Data strategy = governance, quality, integration, retention, analytics — all coordinated.
Components:
1. Data ownership.
Per object / domain: who owns the data? Data Steward role per domain.
2. Master Data Management.
- Single canonical version per entity (Customer, Product, Employee).
- Salesforce as MDM, or external MDM tool.
- Cross-system reconciliation.
3. Data quality.
- Validation rules.
- Duplicate management.
- Cleansing schedule.
- Quality dashboards / scorecards.
4. Data lifecycle.
- Retention per data type.
- Archive strategy (Big Object / external).

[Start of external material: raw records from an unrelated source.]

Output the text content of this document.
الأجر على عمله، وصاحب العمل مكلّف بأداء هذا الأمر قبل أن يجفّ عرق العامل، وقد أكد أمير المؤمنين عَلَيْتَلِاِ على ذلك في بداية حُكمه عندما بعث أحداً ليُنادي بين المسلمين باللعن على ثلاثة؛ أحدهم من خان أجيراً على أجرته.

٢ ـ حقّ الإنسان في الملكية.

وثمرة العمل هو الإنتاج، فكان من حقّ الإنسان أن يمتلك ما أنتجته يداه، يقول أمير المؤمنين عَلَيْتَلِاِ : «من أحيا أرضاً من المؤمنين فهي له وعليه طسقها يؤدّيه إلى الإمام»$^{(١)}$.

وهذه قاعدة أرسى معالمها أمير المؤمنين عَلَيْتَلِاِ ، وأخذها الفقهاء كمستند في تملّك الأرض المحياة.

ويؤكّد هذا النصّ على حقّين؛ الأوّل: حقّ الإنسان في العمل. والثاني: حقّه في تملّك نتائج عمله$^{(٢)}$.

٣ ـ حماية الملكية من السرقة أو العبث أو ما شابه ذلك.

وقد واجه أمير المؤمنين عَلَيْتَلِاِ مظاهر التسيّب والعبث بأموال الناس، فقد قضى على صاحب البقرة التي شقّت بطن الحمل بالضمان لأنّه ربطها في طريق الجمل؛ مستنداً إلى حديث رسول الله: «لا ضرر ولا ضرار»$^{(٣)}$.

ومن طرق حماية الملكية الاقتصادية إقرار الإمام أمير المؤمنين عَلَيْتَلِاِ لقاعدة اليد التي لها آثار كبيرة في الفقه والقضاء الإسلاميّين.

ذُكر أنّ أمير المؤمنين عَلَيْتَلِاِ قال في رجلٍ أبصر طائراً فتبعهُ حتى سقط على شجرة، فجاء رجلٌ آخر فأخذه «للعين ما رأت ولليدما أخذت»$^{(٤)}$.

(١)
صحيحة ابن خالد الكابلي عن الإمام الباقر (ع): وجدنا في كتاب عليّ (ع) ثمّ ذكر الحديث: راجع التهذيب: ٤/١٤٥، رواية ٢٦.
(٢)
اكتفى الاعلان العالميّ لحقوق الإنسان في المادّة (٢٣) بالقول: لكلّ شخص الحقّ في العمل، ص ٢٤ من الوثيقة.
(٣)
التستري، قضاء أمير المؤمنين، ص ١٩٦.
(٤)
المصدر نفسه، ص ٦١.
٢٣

- Deletion / anonymisation workflows.
- Compliance with regulations.
5. Data integration.
- System-of-record per object.
- Sync patterns.
- Conflict resolution.
- Audit trail.
6. Data classification.
- Sensitivity levels.
- Compliance categories.
- Drives encryption / sharing decisions.
7. Analytics architecture.
- Operational reporting in Salesforce.
- Cross-system in warehouse + BI.
- Real-time vs batch.
- AI / ML inputs.
8. Data governance.
- Council with data stewards.
- Standards documentation.
- Change request process for schema.
- Data quality reviews.
9. Talent.
- Data engineers for warehouse.
- Data architects for strategy.
- Salesforce admins for org-level.
Architectural artefacts:
- Data dictionary — every metric / field defined.
- Lineage diagram — where data flows.
- Data model diagrams — structures.
- Quality scorecard — metrics.
- Retention matrix — what's kept how long.
Common pitfalls:
- No ownership — data drifts without accountability.
- Quality unmeasured — can't improve what you don't measure.
- No retention policy — data accumulates indefinitely.
- Operational and analytical mixed — Salesforce trying to do both poorly.
- Manual reconciliation — should be automated.
Senior insight: data strategy is foundational architecture. Without it, every project is fighting symptoms. With it, projects build on a strong base.
Treat data strategy as a separate workstream, not a sub-component of any project.